If a tenant gives you a notice to quit, they should leave on the date they have specified in the notice. If they fail to leave on that date without your permission, then it is possible to charge them double the rent that
was due before the notice date expired. [s.18 Distress for Rent Act 1737].

s 18 Tenants holding after the time they notify for quitting, to pay double rent.

And whereas great inconveniences have happened and may happen to landlords whose tenants have power to determine their leases, by giving notice to quit the premisses by them holden, and yet refusing to deliver up the possession when the landlord hath agreed with another tenant for the same: from and after the said twenty fourth day of June one thousand seven hundred and thirty eight, in case any tenant or tenants shall give notice of his, her, or their intention to quit the premisses by him, her, or them holden, at a time mentioned in such notice, and shall not accordingly deliver up the possession thereof at the time in such notice contained, that then the said tenant or tenants, his, her, or their executors or administrators, shall from thenceforward pay to the landlord or landlords, lessor or lessors, double the rent or sum which he, she, or they should otherwise have paid, to be levied, sued for, and recovered at the same times and in the same manner as the single rent or sum, before the giving such notice, could be levied, sued for, or recovered; and such double rent or sum shall continue to be paid during all the time such tenant or tenants shall continue in possession as aforesaid.

There are however strict rules that must be followed before a claim for double rent may be made. These were decided in Oliver Ashworth (Holdings) Ltd. v. Ballard (Kent) Ltd. [1999] 3 W.L.R. 57.

Laws L.J. states:
"...the right to double rent conferred by section 18 of the Act of 1737 only arises where (a) the tenant holding over after his own notice to quit is in fact a trespasser (thus, the notice must be valid), and (b) the landlord treats him as such. Any other case departs from what I regard as the plain purpose of the section..."

Though s.18 and Laws L.J. both specifically state that the notice must be "valid" a landlord is entitled to accept an invalid notice to quit. It is suggested by the Guild that acceptance of an invalid notice may provide an argument that the notice was "valid").

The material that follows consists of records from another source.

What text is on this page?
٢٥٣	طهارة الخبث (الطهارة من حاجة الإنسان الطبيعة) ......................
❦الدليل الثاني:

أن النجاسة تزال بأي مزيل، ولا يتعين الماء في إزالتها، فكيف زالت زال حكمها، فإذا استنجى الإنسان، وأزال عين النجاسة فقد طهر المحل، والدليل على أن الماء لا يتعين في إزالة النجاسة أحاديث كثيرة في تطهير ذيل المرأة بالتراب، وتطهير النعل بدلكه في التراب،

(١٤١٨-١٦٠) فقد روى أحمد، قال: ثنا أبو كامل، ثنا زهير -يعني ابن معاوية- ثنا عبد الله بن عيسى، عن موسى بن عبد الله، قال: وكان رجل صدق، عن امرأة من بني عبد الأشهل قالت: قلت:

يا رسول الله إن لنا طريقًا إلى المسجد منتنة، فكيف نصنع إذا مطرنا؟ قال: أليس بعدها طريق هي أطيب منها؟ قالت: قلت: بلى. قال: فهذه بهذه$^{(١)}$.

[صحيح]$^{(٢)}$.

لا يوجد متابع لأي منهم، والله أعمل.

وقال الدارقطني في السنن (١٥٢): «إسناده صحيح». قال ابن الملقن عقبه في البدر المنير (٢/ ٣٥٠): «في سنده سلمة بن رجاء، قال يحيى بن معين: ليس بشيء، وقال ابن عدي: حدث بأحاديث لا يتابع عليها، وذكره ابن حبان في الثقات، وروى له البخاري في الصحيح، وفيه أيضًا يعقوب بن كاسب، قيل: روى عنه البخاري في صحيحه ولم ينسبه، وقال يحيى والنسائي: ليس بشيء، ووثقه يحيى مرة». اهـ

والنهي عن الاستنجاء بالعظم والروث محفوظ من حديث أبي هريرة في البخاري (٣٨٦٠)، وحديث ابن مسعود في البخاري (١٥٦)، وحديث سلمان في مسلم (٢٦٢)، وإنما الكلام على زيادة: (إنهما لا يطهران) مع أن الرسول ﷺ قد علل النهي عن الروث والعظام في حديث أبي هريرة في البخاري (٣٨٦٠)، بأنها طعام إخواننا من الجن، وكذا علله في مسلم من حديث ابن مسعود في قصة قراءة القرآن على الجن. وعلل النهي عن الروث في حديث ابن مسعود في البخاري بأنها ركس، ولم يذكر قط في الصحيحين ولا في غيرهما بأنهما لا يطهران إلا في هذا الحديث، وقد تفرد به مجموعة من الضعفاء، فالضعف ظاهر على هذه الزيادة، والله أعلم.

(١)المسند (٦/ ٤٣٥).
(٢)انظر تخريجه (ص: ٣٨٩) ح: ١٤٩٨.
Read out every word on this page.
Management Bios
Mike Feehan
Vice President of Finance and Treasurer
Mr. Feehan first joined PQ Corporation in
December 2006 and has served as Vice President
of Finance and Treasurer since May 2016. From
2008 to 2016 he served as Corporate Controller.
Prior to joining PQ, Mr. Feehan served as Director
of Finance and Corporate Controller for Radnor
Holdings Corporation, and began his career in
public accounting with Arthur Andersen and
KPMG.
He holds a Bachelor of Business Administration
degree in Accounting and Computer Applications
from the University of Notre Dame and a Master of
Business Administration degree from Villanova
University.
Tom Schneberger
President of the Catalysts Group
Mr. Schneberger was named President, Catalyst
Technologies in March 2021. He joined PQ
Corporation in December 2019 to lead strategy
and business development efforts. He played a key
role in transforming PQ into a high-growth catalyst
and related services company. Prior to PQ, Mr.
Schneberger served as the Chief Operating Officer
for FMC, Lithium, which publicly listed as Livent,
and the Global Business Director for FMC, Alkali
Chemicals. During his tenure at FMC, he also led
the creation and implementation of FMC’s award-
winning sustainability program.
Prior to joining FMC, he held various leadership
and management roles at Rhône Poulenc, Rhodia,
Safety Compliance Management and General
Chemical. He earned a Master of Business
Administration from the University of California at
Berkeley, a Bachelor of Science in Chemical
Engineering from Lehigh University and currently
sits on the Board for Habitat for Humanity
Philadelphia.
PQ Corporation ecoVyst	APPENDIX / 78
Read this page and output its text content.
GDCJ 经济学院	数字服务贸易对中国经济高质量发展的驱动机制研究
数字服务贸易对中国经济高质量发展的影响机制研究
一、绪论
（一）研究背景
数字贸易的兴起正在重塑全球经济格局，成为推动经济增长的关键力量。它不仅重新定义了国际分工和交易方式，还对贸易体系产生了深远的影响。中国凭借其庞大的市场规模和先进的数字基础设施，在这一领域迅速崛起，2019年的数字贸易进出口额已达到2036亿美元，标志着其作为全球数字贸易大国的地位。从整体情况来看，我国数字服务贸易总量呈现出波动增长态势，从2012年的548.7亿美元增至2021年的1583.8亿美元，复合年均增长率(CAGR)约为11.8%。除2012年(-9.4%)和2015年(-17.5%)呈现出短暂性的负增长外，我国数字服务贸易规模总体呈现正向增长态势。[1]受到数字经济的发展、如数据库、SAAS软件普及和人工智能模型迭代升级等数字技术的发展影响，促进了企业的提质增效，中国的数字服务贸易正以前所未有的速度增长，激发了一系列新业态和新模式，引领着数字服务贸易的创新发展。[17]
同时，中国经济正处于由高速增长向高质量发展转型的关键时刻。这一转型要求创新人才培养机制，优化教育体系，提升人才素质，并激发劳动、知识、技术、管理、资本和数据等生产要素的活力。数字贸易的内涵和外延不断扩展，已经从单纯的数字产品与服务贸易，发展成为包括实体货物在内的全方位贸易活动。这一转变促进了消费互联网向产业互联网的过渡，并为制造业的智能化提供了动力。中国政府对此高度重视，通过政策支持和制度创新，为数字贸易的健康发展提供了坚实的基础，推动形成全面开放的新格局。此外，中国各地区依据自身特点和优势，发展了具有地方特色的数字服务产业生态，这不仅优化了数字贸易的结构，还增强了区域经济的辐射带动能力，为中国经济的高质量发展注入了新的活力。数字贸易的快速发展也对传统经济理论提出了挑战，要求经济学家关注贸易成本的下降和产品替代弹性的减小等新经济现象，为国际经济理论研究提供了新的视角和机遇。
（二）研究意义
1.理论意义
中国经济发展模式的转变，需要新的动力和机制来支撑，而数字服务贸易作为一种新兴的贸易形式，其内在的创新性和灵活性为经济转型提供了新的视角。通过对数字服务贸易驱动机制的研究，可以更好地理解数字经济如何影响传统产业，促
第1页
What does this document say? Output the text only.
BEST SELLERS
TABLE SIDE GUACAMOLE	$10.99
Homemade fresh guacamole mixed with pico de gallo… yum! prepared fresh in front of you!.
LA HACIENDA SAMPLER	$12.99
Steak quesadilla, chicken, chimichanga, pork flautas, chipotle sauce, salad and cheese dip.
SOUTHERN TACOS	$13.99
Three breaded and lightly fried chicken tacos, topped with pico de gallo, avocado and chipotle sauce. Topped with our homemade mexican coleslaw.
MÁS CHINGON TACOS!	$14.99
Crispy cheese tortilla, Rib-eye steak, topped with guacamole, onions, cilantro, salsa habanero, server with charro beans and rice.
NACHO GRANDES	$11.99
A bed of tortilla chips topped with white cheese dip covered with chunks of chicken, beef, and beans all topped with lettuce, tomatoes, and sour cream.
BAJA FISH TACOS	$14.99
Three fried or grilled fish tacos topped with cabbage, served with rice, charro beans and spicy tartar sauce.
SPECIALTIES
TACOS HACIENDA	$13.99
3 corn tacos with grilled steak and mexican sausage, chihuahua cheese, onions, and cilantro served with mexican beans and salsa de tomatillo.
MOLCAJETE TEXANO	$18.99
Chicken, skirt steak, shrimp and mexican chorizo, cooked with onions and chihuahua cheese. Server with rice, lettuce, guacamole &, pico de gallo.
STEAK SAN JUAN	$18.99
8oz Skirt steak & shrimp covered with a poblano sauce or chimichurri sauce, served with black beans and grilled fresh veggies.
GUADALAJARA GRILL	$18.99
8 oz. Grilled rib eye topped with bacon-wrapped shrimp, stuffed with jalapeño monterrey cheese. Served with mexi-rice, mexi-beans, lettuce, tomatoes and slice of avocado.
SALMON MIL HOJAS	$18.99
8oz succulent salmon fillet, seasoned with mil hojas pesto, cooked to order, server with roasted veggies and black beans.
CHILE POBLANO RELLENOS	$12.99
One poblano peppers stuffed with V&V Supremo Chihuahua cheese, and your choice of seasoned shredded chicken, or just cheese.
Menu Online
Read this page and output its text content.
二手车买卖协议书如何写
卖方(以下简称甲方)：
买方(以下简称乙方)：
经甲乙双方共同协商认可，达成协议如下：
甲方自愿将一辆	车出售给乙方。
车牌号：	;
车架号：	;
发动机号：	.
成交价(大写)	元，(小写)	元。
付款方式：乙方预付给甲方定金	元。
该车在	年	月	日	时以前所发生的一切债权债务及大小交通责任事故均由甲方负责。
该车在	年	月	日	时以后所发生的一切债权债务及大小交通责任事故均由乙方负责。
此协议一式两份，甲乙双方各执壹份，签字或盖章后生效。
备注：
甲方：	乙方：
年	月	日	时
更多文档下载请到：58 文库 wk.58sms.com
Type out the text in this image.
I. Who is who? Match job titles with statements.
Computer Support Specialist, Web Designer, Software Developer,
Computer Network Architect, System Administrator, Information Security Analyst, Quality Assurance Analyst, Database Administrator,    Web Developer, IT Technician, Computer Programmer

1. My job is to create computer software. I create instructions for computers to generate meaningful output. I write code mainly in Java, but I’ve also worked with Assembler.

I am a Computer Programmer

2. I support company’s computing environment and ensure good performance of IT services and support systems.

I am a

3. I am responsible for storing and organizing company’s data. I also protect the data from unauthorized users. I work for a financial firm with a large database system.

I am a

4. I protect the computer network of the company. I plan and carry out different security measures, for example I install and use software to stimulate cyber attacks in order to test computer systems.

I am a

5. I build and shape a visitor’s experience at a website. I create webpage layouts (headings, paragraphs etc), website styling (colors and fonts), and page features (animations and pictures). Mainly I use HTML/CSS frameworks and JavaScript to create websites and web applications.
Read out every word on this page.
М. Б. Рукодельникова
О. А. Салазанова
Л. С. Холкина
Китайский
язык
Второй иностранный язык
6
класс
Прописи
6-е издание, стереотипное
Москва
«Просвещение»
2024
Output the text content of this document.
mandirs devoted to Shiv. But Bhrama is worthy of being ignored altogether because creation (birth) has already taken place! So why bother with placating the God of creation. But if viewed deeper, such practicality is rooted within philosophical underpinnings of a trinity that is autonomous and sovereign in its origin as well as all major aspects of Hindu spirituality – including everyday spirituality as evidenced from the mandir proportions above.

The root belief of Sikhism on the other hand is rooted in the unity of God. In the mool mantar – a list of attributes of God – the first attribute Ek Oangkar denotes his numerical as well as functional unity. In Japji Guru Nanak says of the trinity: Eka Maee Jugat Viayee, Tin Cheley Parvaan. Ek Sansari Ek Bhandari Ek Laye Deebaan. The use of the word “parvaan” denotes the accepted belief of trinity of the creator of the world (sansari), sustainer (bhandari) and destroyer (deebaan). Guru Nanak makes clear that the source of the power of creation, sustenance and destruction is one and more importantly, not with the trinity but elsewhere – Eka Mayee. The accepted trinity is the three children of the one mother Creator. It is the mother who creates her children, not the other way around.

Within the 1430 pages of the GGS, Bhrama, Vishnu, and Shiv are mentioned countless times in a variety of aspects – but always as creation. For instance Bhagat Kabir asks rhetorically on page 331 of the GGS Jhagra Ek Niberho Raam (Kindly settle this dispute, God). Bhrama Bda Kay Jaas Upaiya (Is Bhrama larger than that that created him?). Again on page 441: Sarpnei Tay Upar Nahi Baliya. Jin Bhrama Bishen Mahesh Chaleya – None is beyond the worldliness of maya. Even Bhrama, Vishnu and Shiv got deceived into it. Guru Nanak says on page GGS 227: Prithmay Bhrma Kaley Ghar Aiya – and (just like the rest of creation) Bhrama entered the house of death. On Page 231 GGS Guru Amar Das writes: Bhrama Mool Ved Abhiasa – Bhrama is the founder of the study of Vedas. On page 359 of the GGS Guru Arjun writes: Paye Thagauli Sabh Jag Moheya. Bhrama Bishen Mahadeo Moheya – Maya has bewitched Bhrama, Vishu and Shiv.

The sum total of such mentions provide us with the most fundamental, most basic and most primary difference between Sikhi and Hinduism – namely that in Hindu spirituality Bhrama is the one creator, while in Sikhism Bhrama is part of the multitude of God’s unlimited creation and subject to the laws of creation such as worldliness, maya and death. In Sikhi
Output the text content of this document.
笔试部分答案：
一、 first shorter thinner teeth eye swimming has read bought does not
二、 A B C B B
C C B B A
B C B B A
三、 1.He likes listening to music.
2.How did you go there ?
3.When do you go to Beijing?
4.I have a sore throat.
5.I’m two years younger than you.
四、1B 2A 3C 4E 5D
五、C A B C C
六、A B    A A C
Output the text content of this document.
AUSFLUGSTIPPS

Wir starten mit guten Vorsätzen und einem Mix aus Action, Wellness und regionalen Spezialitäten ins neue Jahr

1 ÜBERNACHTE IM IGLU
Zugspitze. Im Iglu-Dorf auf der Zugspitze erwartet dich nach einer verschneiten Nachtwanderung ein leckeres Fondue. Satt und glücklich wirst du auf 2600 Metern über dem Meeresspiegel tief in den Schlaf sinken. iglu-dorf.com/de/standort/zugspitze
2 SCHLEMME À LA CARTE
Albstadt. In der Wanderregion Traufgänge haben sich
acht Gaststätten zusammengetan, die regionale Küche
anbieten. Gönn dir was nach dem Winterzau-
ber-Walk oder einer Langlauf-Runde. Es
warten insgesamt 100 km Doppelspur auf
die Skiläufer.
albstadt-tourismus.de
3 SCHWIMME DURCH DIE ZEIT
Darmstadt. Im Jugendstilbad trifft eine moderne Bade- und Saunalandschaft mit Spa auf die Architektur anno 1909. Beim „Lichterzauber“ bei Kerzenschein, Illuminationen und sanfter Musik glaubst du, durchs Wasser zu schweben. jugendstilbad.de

One of the intentions of s.18 was to compensate the landlord should he have contracted a new tenant to take the property after the date specified in the notice, however there is no requirement to have a tenant in waiting to charge double rent.

Laws L.J. states
"...it is to my mind entirely clear that the legislature was concerned only to compensate landlords for the potential loss of rent arising where a tenant holds over against the landlord's insistence that he should comply with his own notice to quit. I do not say that the section applies only where the landlord has a new tenant ready and waiting; the recital gives the thrust, but not necessarily the focus, of the section's reach."

Presumably, as the requirement is that the landlord treats the tenant as a trespasser, any request for double rent should be made using the words "mesne profits" so as to ensure the landlords intention is that the occupier is a trespasser. In addition, a landlord would be well advised to immediately commence possession.

 

Seeking possession

No notice by the landlord will be required because the service by the tenant of a valid notice to quit has ended the tenancy. However, a possession order in the usual way will be required.

You should contact the Guild for advice on seeking possession but essentially, it is an almost identical procedure to the rent arrears procedure after the service of a section 8 notice. It is the same court forms with some minor modifications explaining the reason for possession is because of the tenants notice to quit. 

You should bear in mind that any claim for possession based on a tenants notice is extremely rare in the courts and therefore judges may be unfamiliar with what you are asking for. If an alternative method of possession is available (for example after service of a section 21) this maybe preferred.